Friday, June 8, 2012

NTFS event ID 55 after disk extend on Server 2008

This isn't the first time I've ran into this, but hopefully it will be the last.  The first time was with a volume containing SQL data.  This time it was one with Exchange mailbox stores.  A little bit of thought upfront will go a long way in preventing this so hopefully the following helps.  (Chances are though, if you are reading this, you probably searched Google after it was already done, but hopefully it still helps and keeps you from jumping off the cliff!)

My Scenario:  An SBS 2008 server was running low on space.  It was running as a VM inside vSphere with the appropriate the licenses to grow disks without downtime.  It was 2:30AM on a Thursday and I was just trying to knock an item off my to do list before bed.

My Typical Steps:  I increased the disk size on the VM, then went into Windows, Disk Management, rescan disks, right clicked the volume and selected Extend.  Since it was 2008 (non R2), there is a bug that seems to set the size 1MB larger than possible, so adjust it down and then back up (if you have ever done it, you will know what I'm referring to) and finished.

The Problem:  After running the extend, I got an error message saying "Invalid parameter".  In Disk Management, the volume appeared to be resized.  However, I noticed that in Windows Explorer, the drive was not showing the additional space.

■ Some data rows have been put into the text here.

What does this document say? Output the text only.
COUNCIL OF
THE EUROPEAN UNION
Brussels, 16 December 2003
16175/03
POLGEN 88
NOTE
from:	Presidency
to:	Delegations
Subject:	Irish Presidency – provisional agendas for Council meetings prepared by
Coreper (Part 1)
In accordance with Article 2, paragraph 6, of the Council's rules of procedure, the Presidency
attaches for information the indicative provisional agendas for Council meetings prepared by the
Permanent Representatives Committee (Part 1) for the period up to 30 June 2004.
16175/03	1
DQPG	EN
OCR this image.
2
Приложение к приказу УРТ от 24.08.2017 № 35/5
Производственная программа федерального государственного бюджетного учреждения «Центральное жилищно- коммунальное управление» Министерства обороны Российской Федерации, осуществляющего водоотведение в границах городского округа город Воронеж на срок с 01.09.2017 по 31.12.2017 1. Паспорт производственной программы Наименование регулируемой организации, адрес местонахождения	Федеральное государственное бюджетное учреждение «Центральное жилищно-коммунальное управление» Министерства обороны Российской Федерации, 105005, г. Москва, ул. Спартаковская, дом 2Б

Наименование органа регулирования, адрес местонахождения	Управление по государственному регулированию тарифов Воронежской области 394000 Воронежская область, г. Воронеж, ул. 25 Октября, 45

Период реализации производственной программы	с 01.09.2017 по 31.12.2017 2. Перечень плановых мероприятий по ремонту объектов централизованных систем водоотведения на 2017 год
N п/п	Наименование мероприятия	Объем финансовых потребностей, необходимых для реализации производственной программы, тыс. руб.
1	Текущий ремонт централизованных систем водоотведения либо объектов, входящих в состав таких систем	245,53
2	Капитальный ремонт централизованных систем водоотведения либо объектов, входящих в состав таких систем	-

What I Did Next (not quite right):  In the past when I have seen that, I found that running "diskpart", selecting the appropriate volume, then running "extend filesystem" typically fixes Explorer.  I tried it and received an error (wish I would have done a screen capture on it) but it also said the command was successful.  Explorer still didn't show the free space, and then I noticed a Windows error reporting window stating that "store.exe" crashed:



I checked Event Viewer and found NTFS event ID 55's:


Since this was the Exchange volume, I then went into Exchange Management Console and noticed the mailbox store was down and when I tried to mount it I received an error:


Now panic sets in.  Corrupt disk/volume, database that will not mount, it was 3AM and I was fighting something that should have been point, click, done.  Backups are good, but this server is several hundreds of GB so a restore would take way to long and potentially lose hours of data.

What I Did Next (better):  Since it is a VM on VMware, I had the luxury of creating a quiesced snapshot before proceeding so I did that.  Next, I stopped all services that might be interacting with the volume in question.  In this case, it was Exchange only so I stopped those services (and the Microsoft Search service).  Next, I dropped to a command line and ran chkdsk (no /F yet) on the drive.  It found an error:

Attribute record (128, "") from file record segment 6)

Did a little research on this and it looked like doomsday based on what I read.  Most people said they had to format.

Since I had my snapshot (and backups as worst case), I went ahead and tried running "chkdsk E: /F", allowed it to dismount the volume, and it ran through and said it fixed the problem.  I was then able to restart all the services and the mailbox store mounted!  Mailboxes were available and mail started flowing again.  Yay!

Hindsight:  I might have just been able to restart the Information Store service but that wouldn't have fixed the NTFS corruption.  After the first time we went through this, our team documented a pretty failsafe procedure for extending disks like this on Windows Server 2008 and up that I failed to follow.  (Windows 2003 is a different beast but can be similar using diskpart and/or a tool called ExtPart.exe (32-bit only) if you need to extend a critical volume.)  Basically, for 2008 and up, we have found that the following seems to work well:  extend the disk in VMware, fresh reboot, stop the appropriate services in the guest, take a snapshot with VMware, then try to extend the disk using diskpart extend, then diskpart extend filesystem.  So far, we have never had an issue doing it that way.  I decided to be a bit of a renegade because of lack of sleep and I have had such good luck lately extending disks in 2008 R2 on the fly through the GUI that I didn't feel the need to abide by the safe method.  Err... I mean... I just needed something good to write about so I decided to do this on purpose... yeah... 

No more renegade warrior for me, at least, not tonight :)  Special thanks to JK for somehow sensing I was in trouble, waking up and replying to an email, and being a calm voice with several good ideas (and for not rubbing it in my face that I didn't follow the safe method).

Note: This really only seems to be an issue on 2008 (non R2) that I have seen.

1 comment:

  1. diskpart
    list disk
    select disk #
    list part
    select part #
    rescan
    extend
    exit

    That should do it buddy:) I don't even use the GUI anymore for this operation, to many issues, this has yet to fail for me.